Les salariés du public représentent le gros des troupes rassemblées cet après-midi entre Compans et Jeanne D'arc. On peut y voir des salariés de la direction départementale du travail et de l'emploi, des employés de l'équipement, du CHU, sans oublier des universitaires de Paul Sabatier, des salariés de Météo France ou des fonctionnaires de police. « Il faut que cela cesse ! » scandent-ils. Plus loin, des journalistes et techniciens de France 3 sud dénoncent « une info locale au rabais », certains détaillent : «la direction veut toujours plus, avec toujours moins ». Plus loin, les chenimots font bloc derrière des banderoles et des slogans.

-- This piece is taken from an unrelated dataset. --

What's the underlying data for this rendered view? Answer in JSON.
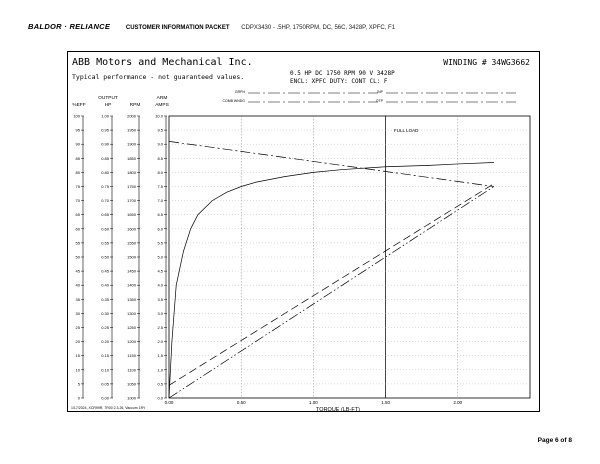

Dans le cortège, il y avait de très nombreux manifestants du privé : de Molex (en tête du cortège) à EADS Astruim en passant par Thales Services ou Continental. Ce matin, Jean-Claude Mailly, le secrétaire général de FO avait mis l'accent sur ses « espoirs de mobilisation du secteur privé, citant « le cas de l'aéronautique, avec ses amis d'Airbus dans les rues de Toulouse ». Des centaines et des centaines de salariés de l'avionneur étaient dans les rues de Toulouse à l'appel de l'ensemble des syndicats. Jean-Luc, cadre à Toulouse, voulait exprimer sa colère : « chez Airbus, on nous fait croire que l'entreprise doit se serrer la ceinture pour ne pas nous faire profiter des fruits de la croissance : participation et intéressement ».

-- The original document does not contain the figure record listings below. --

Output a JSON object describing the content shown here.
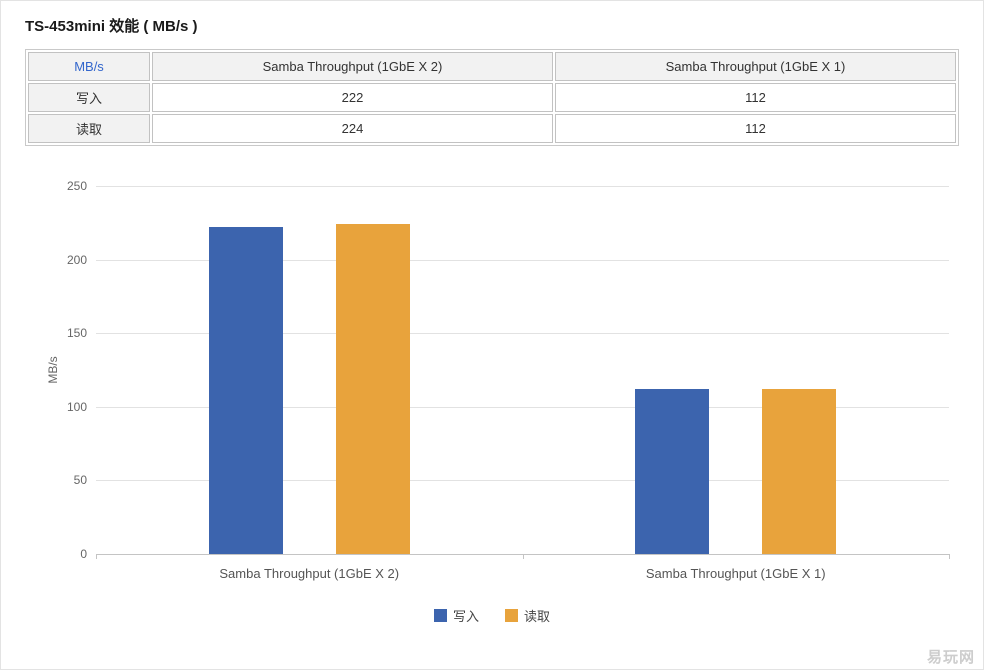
{
  "page": {
    "title": "TS-453mini 效能 ( MB/s )",
    "watermark": "易玩网"
  },
  "colors": {
    "accent": "#3366cc",
    "border": "#c9c9c9",
    "header_bg": "#f2f2f2",
    "text": "#333333",
    "muted": "#666666",
    "grid": "#e2e2e2",
    "axis": "#c4c4c4",
    "watermark": "#cdcdcd"
  },
  "table": {
    "header": [
      "MB/s",
      "Samba Throughput (1GbE X 2)",
      "Samba Throughput (1GbE X 1)"
    ],
    "rows": [
      {
        "label": "写入",
        "values": [
          "222",
          "112"
        ]
      },
      {
        "label": "读取",
        "values": [
          "224",
          "112"
        ]
      }
    ]
  },
  "chart_data": {
    "type": "bar",
    "title": "TS-453mini 效能 ( MB/s )",
    "categories": [
      "Samba Throughput (1GbE X 2)",
      "Samba Throughput (1GbE X 1)"
    ],
    "series": [
      {
        "name": "写入",
        "color": "#3c64ae",
        "values": [
          222,
          112
        ]
      },
      {
        "name": "读取",
        "color": "#e8a33c",
        "values": [
          224,
          112
        ]
      }
    ],
    "xlabel": "",
    "ylabel": "MB/s",
    "ylim": [
      0,
      250
    ],
    "yticks": [
      0,
      50,
      100,
      150,
      200,
      250
    ],
    "grid": true,
    "legend_position": "bottom"
  }
}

Des débrayages ont également eu lieu dans de nombreuses entreprises. Des salariés de l'entité Outsourcing de l'agence HP Labège ont cessé le travail ce matin. Ils refusent d'être cédés à EDS France. Il ne comprennent pas pourquoi après le rachat d'EDS par HP au niveau mondial ils doivent être vendus à EDS France au niveau national.

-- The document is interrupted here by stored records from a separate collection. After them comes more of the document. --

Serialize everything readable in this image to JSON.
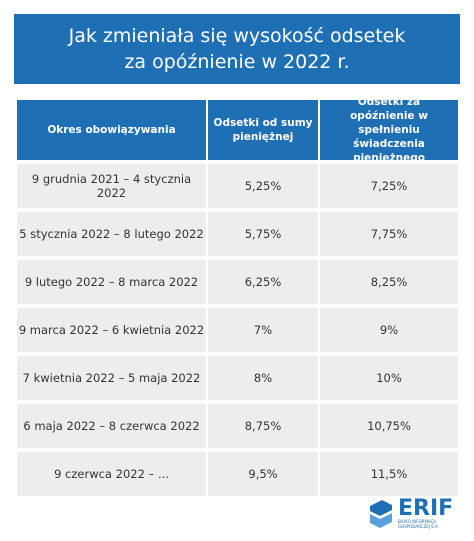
{
  "header": {
    "title": [
      "Jak zmieniała się wysokość odsetek",
      "za opóźnienie w 2022 r."
    ]
  },
  "table": {
    "columns": [
      "Okres obowiązywania",
      "Odsetki od sumy pieniężnej",
      "Odsetki za opóźnienie w spełnieniu świadczenia pieniężnego"
    ],
    "rows": [
      [
        "9 grudnia 2021 – 4 stycznia 2022",
        "5,25%",
        "7,25%"
      ],
      [
        "5 stycznia 2022 – 8 lutego 2022",
        "5,75%",
        "7,75%"
      ],
      [
        "9 lutego 2022 – 8 marca 2022",
        "6,25%",
        "8,25%"
      ],
      [
        "9 marca 2022 – 6 kwietnia 2022",
        "7%",
        "9%"
      ],
      [
        "7 kwietnia 2022 – 5 maja 2022",
        "8%",
        "10%"
      ],
      [
        "6 maja 2022 – 8 czerwca 2022",
        "8,75%",
        "10,75%"
      ],
      [
        "9 czerwca 2022 – ...",
        "9,5%",
        "11,5%"
      ]
    ]
  },
  "logo": {
    "name": "ERIF",
    "subtitle": "BIURO INFORMACJI GOSPODARCZEJ S.A."
  }
}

Les retraités étaient eux aussi au rendez-vous du 29 janvier. Sylvette, 64 ans, qui a travaillé durant 22 ans dans une clinique privée toulousaine : « lorsque vous êtes mal payé, vous êtes dans la rue 10 ans plus tard. Ma retraite, c'est une misère. Comment faites-vous pour vivre avec quelques centaines d'euros ? ». Autour d'elle, d'autres groupes complètent le cortège. Des employés de Sanofi Aventis font part de leur inquiétude avec des craintes de cession de leur usine de Colomiers. Quant aux salariés de Molex, ils sont « fidèles au poste » dit Raymond, « notre conflit est symbolique. Ce qui se passe chez nous, c'est ce qui se passe partout ailleurs dans le monde. Il s'agit de délocaliser pour produire moins cher ». Lors de la présentation de son plan mondial de restructuration, La direction a confirmé que le CA de Molex avait baissé de 20% en 2008 (perte de 87,2 de dollars). Pour la division « Transportation », outre le projet de fermeture du site de Villemur-Sur-Tarn (31), le groupe annonce la fermeture du site de Kosice en Slovaquie.

En savoir plus :

En France, 1 million de personnes ont manifesté aujourd'hui dans les rues des grandes villes (Paris, Marseille, Lyon ou Bordeaux)
A Toulouse, selon la police, la manifestation a réuni 56.000 salariés du public et du privé

En photo : l'un des slogans cet après-midi dans le cortège toulousain (photo Rémi Benoit)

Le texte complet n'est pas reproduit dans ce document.